At the end of 2022, Kazakhstan exported 1.328 million tons of oil through the ports of Georgia – 10 times more than a year earlier, Reuters calculated based on data from traders and forwarders.
By contrast, oil exports through Russia have fallen by more than a quarter after authorities repeatedly suspended operations at the Caspian Pipeline Consortium’s Black Sea berths, citing repairs, pollution and the need to search for World War II mines.
Over the year, Kazakhstan exported 1.862 million tons of oil through Russia against 2.554 million tons in 2021, Reuters calculated.
The port of Batumi has become the main alternative for Kazakh oilmen, on whose income more than half of the country’s budget depends. Exports through it “growth because of the sanctions,” an oil trader in the region told Reuters: Kazakhstan is seeking to cut itself off from ties with Moscow and has even renamed an oil grade that used to go on the market as Urals.
The largest oil and gas producer in Kazakhstan, Tengizchevroil, shipped 252.5 thousand tons of oil to Batumi last year, despite the fact that transportation to the Georgian port is more complicated and more expensive than to Novorossiysk.
“Batumi is an alternative direction (to Russian ports), the economy does not play a role,” the source explains to Reuters.

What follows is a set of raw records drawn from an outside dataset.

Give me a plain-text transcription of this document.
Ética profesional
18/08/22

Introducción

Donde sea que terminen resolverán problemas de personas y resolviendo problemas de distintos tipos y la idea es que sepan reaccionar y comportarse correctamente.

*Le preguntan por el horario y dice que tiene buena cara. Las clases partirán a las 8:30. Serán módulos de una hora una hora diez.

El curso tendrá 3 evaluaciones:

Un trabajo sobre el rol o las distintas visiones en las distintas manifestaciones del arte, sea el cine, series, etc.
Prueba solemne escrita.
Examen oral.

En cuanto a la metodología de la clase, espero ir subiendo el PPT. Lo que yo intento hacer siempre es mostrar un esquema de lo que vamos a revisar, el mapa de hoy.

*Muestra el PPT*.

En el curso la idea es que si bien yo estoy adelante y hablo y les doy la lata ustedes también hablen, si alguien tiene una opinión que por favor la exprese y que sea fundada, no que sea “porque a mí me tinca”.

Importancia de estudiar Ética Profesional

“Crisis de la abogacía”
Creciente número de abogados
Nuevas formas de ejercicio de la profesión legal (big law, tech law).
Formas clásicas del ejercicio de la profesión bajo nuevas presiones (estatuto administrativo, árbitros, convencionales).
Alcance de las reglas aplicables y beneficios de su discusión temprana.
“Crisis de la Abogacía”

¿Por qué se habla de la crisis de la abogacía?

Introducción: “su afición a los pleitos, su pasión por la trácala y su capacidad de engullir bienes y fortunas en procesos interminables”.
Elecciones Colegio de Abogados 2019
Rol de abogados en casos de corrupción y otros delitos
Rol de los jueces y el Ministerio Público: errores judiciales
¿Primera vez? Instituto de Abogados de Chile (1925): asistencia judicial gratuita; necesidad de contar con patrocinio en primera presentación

The United States is actively cooperating with the Kazakh authorities to launch oil exports from the country bypassing Russia, US Ambassador to Astana Daniel Rosenblum said last November. According to him, the talks involve both American companies producing oil at the largest Tengiz field in Kazakhstan, and partners from other countries.
In the summer, Kazmunaigas agreed with the Azerbaijani SOCAR on the export of 1.5 million tons per year, or 30,000 barrels per day. From 2023, these volumes will be increased to 5 million tons.